You might consider attending Harvard to learn from Francisco Monaldi. You could hire Daniel Kerner from Eurasia Group for a hefty fee. Or you might spend months waiting for a meeting with Ali Moshiri from Chevron. Alternatively, you can just head to YouTube and watch them candidly discuss the overarching themes of oil and gas in Argentina and Venezuela. For free, while you’re brushing your teeth.
As is often the case, humanity is falling short. This insightful master class from three industry leaders has garnered a mere 206 views.
Here are some key takeaways. I have more notes, but those are just for me.
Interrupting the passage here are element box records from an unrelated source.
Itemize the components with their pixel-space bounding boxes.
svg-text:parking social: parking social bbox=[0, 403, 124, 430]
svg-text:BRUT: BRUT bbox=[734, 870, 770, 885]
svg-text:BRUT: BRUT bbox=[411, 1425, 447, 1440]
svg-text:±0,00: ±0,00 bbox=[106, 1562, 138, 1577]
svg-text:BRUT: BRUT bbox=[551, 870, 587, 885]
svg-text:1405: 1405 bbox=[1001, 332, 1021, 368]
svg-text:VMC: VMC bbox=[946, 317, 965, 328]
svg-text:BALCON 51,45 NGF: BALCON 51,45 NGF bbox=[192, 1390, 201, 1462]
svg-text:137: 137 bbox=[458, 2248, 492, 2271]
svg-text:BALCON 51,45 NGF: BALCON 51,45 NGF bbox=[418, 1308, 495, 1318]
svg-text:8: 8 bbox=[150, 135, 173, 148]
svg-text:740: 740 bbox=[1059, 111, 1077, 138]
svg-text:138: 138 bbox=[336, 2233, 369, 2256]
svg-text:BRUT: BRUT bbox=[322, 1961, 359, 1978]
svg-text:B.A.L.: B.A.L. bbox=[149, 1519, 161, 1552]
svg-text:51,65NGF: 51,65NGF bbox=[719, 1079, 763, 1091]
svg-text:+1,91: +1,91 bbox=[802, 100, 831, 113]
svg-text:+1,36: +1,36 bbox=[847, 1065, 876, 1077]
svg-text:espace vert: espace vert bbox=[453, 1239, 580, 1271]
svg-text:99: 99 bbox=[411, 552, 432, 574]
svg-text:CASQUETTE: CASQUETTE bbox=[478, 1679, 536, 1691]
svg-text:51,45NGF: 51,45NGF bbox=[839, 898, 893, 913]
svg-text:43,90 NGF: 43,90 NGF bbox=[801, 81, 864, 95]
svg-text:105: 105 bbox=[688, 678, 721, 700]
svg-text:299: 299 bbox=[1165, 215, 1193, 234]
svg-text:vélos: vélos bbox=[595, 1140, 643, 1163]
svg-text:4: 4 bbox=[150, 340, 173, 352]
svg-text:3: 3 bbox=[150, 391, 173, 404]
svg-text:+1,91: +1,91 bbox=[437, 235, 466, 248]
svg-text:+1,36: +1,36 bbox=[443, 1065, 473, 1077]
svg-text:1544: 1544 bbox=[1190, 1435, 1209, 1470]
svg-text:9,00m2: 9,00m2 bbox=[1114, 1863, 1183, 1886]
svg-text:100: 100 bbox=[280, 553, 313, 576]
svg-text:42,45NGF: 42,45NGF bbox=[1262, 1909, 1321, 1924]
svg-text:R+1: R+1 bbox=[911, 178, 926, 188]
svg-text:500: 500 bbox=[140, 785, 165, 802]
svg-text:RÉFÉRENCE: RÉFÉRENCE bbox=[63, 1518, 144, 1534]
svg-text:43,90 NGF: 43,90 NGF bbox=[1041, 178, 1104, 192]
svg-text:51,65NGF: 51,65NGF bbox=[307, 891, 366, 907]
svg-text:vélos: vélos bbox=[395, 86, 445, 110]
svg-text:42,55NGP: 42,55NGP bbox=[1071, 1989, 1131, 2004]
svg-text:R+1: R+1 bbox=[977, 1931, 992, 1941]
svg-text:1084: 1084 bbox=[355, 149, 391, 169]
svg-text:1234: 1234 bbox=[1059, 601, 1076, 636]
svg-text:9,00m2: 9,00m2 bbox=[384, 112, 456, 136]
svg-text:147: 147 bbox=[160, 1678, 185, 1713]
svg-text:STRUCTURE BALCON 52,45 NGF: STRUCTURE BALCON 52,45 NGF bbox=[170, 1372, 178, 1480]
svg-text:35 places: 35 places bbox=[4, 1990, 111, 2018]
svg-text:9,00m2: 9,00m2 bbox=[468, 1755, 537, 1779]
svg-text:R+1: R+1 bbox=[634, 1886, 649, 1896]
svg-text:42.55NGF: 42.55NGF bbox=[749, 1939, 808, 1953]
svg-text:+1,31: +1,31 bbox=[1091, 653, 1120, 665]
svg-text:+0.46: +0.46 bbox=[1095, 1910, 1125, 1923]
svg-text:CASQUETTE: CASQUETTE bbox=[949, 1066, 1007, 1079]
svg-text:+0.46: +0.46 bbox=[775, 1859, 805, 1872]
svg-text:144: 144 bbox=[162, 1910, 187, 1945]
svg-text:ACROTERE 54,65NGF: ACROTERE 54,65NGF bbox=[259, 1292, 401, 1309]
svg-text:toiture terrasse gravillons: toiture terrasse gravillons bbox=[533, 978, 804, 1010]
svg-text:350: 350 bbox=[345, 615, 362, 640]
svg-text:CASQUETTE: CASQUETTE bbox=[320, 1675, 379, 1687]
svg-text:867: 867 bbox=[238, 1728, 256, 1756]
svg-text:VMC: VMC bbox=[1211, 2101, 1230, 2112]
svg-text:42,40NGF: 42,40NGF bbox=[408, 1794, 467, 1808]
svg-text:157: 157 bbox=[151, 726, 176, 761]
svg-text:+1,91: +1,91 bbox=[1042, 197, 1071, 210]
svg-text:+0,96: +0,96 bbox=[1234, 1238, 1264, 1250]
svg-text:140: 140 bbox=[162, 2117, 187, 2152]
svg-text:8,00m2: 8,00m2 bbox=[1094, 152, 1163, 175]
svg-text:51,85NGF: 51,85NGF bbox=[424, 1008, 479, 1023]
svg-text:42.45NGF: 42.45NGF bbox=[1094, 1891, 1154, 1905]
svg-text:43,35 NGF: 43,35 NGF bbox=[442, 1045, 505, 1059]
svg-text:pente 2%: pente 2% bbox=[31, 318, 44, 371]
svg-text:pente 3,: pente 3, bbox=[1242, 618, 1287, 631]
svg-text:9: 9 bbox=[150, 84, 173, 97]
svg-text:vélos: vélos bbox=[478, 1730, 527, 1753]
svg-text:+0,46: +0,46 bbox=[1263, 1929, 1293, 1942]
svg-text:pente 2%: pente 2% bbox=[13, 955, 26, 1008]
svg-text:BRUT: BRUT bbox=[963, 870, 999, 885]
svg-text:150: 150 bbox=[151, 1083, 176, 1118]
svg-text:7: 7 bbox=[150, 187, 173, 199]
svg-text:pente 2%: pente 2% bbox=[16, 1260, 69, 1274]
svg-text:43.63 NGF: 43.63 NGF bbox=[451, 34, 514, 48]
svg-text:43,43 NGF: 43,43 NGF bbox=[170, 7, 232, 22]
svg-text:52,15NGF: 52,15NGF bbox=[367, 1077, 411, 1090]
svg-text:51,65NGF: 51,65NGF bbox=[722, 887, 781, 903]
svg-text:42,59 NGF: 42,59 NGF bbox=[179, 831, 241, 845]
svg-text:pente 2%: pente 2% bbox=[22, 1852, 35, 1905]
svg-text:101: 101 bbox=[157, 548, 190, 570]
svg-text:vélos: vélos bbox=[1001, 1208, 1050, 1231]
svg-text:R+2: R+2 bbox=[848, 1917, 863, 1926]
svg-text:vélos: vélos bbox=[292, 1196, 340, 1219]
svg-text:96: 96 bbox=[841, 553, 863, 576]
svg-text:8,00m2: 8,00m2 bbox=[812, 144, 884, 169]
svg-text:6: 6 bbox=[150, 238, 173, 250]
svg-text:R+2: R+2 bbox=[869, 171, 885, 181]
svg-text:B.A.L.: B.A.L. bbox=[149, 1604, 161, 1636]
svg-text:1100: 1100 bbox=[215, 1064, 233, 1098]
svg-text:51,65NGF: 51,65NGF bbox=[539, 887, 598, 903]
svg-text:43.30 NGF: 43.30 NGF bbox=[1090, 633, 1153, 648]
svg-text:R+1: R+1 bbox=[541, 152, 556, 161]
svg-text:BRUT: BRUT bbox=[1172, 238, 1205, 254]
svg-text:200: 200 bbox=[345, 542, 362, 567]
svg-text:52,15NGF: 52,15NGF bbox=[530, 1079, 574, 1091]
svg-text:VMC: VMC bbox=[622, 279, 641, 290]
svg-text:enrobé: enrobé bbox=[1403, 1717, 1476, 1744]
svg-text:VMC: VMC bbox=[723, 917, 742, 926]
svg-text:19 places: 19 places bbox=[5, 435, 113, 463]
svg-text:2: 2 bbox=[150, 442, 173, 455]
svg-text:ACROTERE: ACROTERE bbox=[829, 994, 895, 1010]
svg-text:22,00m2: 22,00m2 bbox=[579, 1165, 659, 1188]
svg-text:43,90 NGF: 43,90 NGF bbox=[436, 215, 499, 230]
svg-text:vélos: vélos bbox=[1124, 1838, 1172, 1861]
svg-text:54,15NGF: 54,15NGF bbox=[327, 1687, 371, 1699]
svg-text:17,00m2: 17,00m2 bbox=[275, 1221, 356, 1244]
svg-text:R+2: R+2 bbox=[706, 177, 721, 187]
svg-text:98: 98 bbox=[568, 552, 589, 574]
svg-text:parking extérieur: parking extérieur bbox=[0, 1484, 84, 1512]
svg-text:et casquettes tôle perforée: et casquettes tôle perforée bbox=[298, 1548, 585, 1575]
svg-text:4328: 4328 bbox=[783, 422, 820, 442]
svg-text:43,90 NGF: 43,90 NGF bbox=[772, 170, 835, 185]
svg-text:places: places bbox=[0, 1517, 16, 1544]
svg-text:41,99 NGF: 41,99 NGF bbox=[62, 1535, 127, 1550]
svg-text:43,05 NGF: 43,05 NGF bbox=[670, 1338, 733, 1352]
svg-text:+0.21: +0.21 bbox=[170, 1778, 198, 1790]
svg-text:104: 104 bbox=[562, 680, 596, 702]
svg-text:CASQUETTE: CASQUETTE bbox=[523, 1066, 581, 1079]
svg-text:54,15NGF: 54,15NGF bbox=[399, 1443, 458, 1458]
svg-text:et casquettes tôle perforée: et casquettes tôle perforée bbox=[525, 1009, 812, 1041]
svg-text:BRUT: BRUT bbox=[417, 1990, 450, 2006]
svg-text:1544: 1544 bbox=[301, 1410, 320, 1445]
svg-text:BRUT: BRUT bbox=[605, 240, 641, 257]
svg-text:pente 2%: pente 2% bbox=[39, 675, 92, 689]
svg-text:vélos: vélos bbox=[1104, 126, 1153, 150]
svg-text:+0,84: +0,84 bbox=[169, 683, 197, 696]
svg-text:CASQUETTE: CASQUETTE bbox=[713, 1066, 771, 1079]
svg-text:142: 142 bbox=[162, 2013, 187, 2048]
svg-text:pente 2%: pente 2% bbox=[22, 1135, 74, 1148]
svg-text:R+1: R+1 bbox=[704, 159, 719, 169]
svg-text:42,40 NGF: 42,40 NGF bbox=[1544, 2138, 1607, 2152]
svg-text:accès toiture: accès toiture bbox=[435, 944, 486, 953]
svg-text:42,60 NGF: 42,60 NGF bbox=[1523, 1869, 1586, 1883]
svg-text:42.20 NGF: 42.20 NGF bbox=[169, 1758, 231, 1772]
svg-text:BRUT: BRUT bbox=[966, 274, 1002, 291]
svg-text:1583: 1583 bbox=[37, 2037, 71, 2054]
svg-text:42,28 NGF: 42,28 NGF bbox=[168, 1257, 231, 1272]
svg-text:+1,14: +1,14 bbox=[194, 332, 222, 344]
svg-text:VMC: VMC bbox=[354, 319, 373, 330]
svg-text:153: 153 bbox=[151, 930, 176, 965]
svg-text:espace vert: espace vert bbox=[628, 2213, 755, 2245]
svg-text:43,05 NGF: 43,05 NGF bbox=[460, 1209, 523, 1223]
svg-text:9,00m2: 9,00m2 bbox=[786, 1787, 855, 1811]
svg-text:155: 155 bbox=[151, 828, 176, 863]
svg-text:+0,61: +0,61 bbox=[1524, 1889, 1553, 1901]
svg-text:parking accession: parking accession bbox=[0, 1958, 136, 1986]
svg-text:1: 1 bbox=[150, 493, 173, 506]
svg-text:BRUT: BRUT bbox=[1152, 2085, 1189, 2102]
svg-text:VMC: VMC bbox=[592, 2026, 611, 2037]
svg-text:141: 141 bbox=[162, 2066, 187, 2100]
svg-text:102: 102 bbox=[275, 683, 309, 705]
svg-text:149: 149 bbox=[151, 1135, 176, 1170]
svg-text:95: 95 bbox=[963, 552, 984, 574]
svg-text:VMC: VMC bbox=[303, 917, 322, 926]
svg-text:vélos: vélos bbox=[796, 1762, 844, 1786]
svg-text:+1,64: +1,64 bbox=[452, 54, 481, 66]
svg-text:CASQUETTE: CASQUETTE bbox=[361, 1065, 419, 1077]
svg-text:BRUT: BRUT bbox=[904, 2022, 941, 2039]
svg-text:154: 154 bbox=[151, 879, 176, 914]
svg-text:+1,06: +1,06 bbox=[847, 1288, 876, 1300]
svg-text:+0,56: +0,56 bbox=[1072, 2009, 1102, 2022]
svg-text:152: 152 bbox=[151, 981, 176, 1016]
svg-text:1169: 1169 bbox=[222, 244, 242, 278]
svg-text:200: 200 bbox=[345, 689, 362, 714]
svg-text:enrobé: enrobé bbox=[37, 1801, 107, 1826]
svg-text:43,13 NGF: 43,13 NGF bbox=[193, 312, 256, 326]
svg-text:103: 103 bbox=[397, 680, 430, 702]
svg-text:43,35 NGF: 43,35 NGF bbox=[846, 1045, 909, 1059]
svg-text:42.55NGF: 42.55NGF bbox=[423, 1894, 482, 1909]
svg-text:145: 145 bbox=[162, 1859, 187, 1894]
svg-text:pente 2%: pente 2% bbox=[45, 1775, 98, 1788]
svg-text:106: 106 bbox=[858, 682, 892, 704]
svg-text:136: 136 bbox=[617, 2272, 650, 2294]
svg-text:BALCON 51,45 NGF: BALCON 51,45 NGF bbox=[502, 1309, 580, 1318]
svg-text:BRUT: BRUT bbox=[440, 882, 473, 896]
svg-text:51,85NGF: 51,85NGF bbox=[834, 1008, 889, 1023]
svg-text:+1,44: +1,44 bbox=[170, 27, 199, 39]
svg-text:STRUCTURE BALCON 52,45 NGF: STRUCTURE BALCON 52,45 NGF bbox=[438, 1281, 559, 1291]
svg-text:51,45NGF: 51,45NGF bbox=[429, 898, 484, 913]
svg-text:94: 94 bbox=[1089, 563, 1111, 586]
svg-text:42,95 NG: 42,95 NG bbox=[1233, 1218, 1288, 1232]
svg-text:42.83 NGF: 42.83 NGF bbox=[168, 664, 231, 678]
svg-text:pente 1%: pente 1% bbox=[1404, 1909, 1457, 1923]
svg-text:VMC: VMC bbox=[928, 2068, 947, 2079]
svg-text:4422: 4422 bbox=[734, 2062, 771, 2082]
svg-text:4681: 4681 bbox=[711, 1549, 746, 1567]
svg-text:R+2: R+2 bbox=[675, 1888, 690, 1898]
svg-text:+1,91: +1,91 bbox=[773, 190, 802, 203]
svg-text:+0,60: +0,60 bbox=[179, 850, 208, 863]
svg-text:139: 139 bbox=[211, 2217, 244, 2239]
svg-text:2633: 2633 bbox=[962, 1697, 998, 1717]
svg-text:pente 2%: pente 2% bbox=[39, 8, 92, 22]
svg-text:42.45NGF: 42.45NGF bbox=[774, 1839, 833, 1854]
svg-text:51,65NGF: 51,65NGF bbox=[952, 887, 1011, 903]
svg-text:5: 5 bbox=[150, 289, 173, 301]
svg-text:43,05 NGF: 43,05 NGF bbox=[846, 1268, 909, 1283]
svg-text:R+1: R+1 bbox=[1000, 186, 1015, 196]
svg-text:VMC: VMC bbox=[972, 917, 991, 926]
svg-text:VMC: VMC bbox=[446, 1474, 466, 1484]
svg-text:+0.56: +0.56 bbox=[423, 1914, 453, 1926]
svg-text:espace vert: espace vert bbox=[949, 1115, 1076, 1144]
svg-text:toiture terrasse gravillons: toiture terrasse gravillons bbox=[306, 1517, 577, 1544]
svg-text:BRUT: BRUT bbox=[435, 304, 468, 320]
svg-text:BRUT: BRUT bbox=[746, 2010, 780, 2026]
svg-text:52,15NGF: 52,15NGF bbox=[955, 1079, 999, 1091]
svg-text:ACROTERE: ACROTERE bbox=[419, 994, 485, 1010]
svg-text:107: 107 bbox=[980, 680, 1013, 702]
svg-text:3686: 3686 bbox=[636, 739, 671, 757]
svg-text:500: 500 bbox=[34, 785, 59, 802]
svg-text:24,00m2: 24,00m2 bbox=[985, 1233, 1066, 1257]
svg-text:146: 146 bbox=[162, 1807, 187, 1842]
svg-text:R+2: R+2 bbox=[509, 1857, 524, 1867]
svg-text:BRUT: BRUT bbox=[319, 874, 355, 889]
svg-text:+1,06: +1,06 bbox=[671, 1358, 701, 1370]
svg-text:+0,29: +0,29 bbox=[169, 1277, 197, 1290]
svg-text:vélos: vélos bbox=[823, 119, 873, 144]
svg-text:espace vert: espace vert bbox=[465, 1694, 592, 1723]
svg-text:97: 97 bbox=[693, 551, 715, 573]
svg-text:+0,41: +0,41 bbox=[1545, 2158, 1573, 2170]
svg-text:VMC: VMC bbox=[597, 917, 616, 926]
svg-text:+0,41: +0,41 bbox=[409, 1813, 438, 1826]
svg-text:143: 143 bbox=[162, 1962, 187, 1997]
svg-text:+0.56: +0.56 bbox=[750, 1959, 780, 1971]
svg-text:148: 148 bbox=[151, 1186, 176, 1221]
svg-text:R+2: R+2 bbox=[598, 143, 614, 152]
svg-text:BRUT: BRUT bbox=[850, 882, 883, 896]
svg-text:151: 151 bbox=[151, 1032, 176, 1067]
You should really watch this one on your own.
Daniel Kerner, Eurasia Group:
– We’re witnessing increased “pragmatism” due to government ownership of YPF shares. (State interests are aligning with oil companies.)
– Anticipate cycles between state control leading to declining production, followed by private autonomy amidst growing resentment towards oil profits, and so forth.
Francisco Monaldi (Harvard, IESA, Baker Center):
– Shale oil could be less vulnerable to expropriation than conventional oil, as it requires consistent investment. This resistance to the resource-nationalist inclination to seize oil without acknowledging the costs of sustaining it is noteworthy. (Later mentions that offshore exploration at the Malvinas is similarly too costly and risky for a government.)
– Venezuela is “opening up to the oil sector.”
– To align the current budget with the current fiscal take, Venezuela needs oil prices at $200 per barrel.
Ali Moshiri, Chevron Corp:
– VENEZUELA: The primary risk isn’t investment; “it’s the efficiency & effectiveness of execution.” He would willingly invest $20 billion in a new Orinoco Belt project, yet implementation remains challenging. The country struggles with a lack of human resources, skills, and “capacity.” Furthermore, the supply chain is fragmented, though expropriation risk is lower compared to other nations.
– ARGENTINA: A completely different scenario. Chevron markets oil domestically in Argentina at $75 to $80 per barrel. YPF is “one of the best companies to collaborate with.” Argentina boasts “tremendous human resources capacity.” “Everything is in place.” The only challenge is the “energy deficit.” (He becomes less precise and more diplomatic.) YPF is performing better than ever. Chevron is investing $1 billion annually in Argentina.